USA Today's health blog reports a European Union committee on emerging health risks finding that 1 in 10 MP3 player users could go deaf! Well, that is if you listen to it for an hour a day for five years. That would then include basically anyone who owns a personal MP3 player!
As one who works in a junior/senior high school, I can tell you right now that we'd better start teaching sign language with the way that these kids blast the music in their ear buds. I swear, you can hear the music from their iPods halfway down the hall. It's as if they have to "ego-cast" to their peers what kind of music they're listening to. Now, that's not much different from when I was in high school and kids cranked the music up to full volume on their walkmans, but at the very least those earphones sat on the outside of the ears, not directly inside the ear! Maybe this explains why some idiots feel the need to install kickers in their cars and drive around in an earthquake-inducing machine---it's not that they're trying to subject the rest of the world to their bass-driven music, rather it's that they've already gone completely deaf from listening to their iPods and have to resort to "feeling" their music.

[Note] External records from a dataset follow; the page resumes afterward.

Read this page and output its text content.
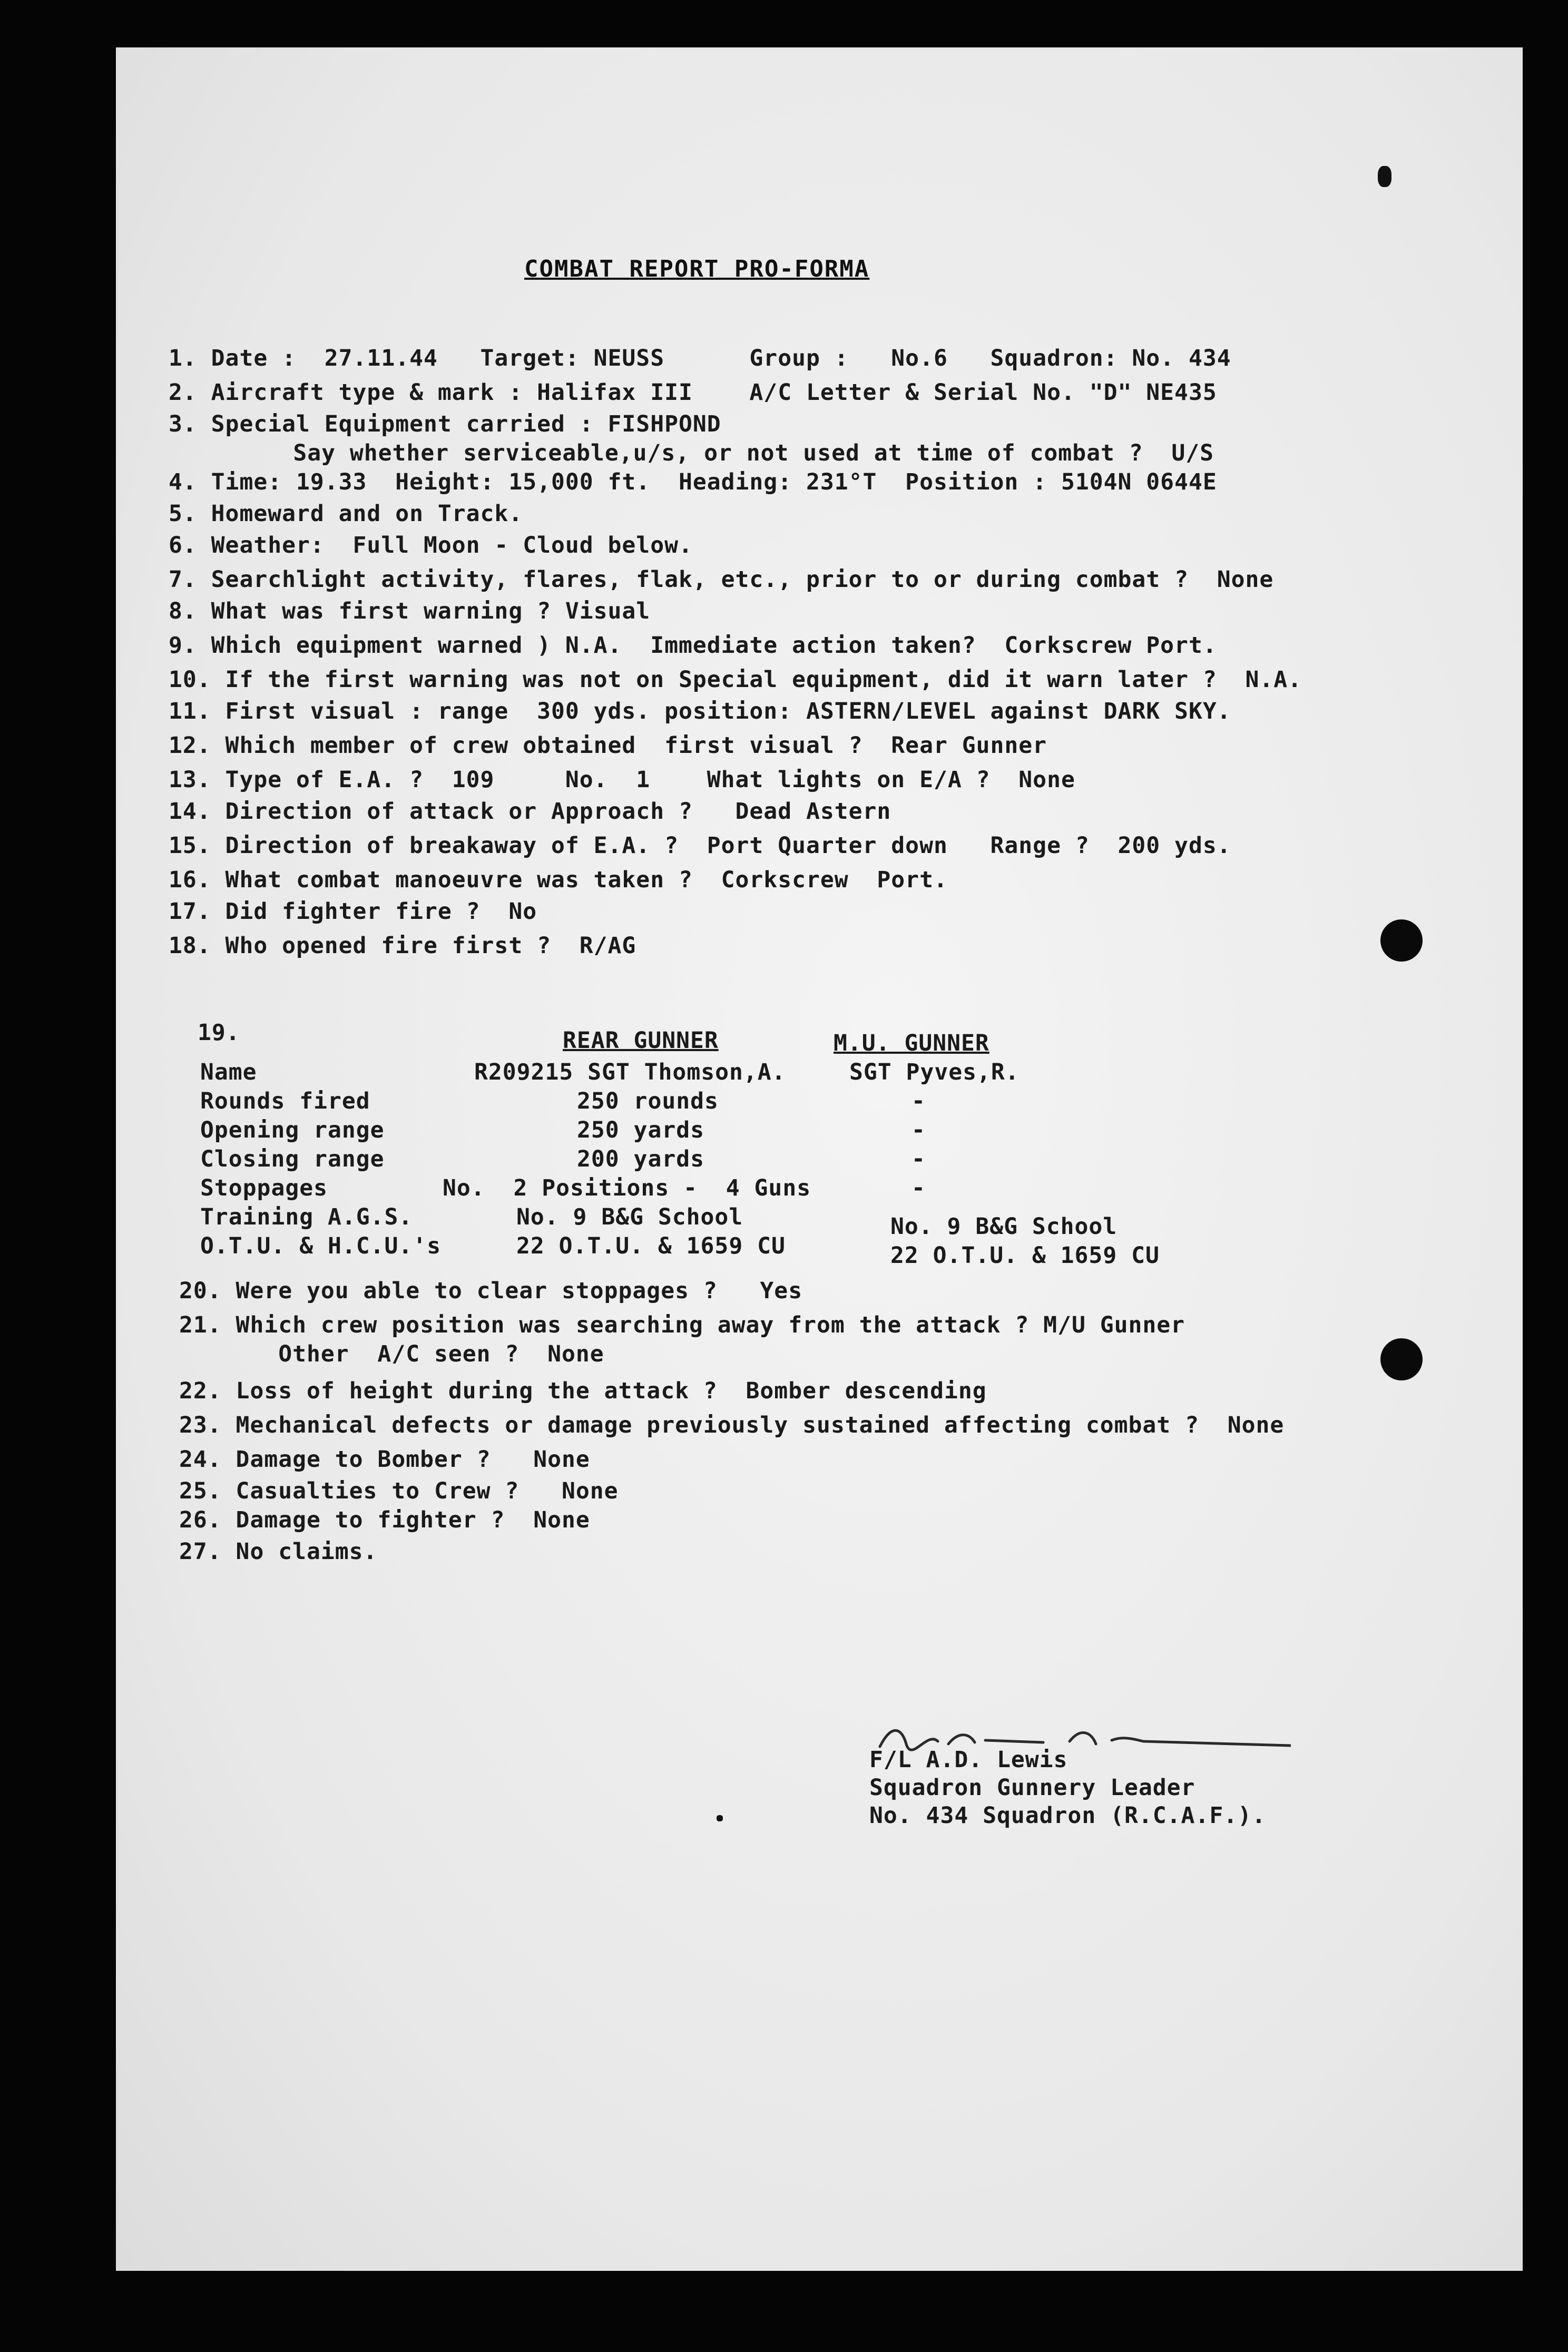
COMBAT REPORT PRO-FORMA
1. Date :  27.11.44   Target: NEUSS      Group :   No.6   Squadron: No. 434
2. Aircraft type & mark : Halifax III    A/C Letter & Serial No. "D" NE435
3. Special Equipment carried : FISHPOND
Say whether serviceable,u/s, or not used at time of combat ?  U/S
4. Time: 19.33  Height: 15,000 ft.  Heading: 231°T  Position : 5104N 0644E
5. Homeward and on Track.
6. Weather:  Full Moon - Cloud below.
7. Searchlight activity, flares, flak, etc., prior to or during combat ?  None
8. What was first warning ? Visual
9. Which equipment warned ) N.A.  Immediate action taken?  Corkscrew Port.
10. If the first warning was not on Special equipment, did it warn later ?  N.A.
11. First visual : range  300 yds. position: ASTERN/LEVEL against DARK SKY.
12. Which member of crew obtained  first visual ?  Rear Gunner
13. Type of E.A. ?  109     No.  1    What lights on E/A ?  None
14. Direction of attack or Approach ?   Dead Astern
15. Direction of breakaway of E.A. ?  Port Quarter down   Range ?  200 yds.
16. What combat manoeuvre was taken ?  Corkscrew  Port.
17. Did fighter fire ?  No
18. Who opened fire first ?  R/AG
19.	REAR GUNNER	M.U. GUNNER
Name	R209215 SGT Thomson,A.	SGT Pyves,R.
Rounds fired	250 rounds	-
Opening range	250 yards	-
Closing range	200 yards	-
Stoppages	No.  2 Positions -  4 Guns	-
Training A.G.S.	No. 9 B&G School	No. 9 B&G School
O.T.U. & H.C.U.'s	22 O.T.U. & 1659 CU	22 O.T.U. & 1659 CU
20. Were you able to clear stoppages ?   Yes
21. Which crew position was searching away from the attack ? M/U Gunner
Other  A/C seen ?  None
22. Loss of height during the attack ?  Bomber descending
23. Mechanical defects or damage previously sustained affecting combat ?  None
24. Damage to Bomber ?   None
25. Casualties to Crew ?   None
26. Damage to fighter ?  None
27. No claims.
F/L A.D. Lewis
Squadron Gunnery Leader
No. 434 Squadron (R.C.A.F.).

The sad thing is, once you've damaged your hearing to the point at which you've killed the hair cells in
your ear that amplify and interpret sound waves for your brain, you'll never be able to gain it back without the assistance of a hearing aid of some kind. According to the National Institute for Occupational Safety and Health (NIOSH), "the safe limit for noise exposure (is) 85 dB for 8 hours a day. Each time
the noise level increases by 3 dB, safe exposure time is cut in half." The maximum volume for an iPod is 100-110 decibels, which, according to the Mayo Clinic, is equivalent to a chainsaw or jack hammer at 100 decibels or an amulance siren at 110 decibels! Going by the figures for the maximum job-noise exposure allowed by law, an iPod user can only listen to their iPod at 100 decibels for 2 hours before suffering permenant hearing damage, or for only 30 minutes at 110 decibels. How many of you have a teenager who practically lives with their iPod's earbuds planted in their ears? Maybe it's time for MP3 users to "Turn on, tune in, drop out"---that is "turn on" to what's actually going on around them, "tune in" to the sounds of real life, and "drop out" of listening to their MP3 players 24/7!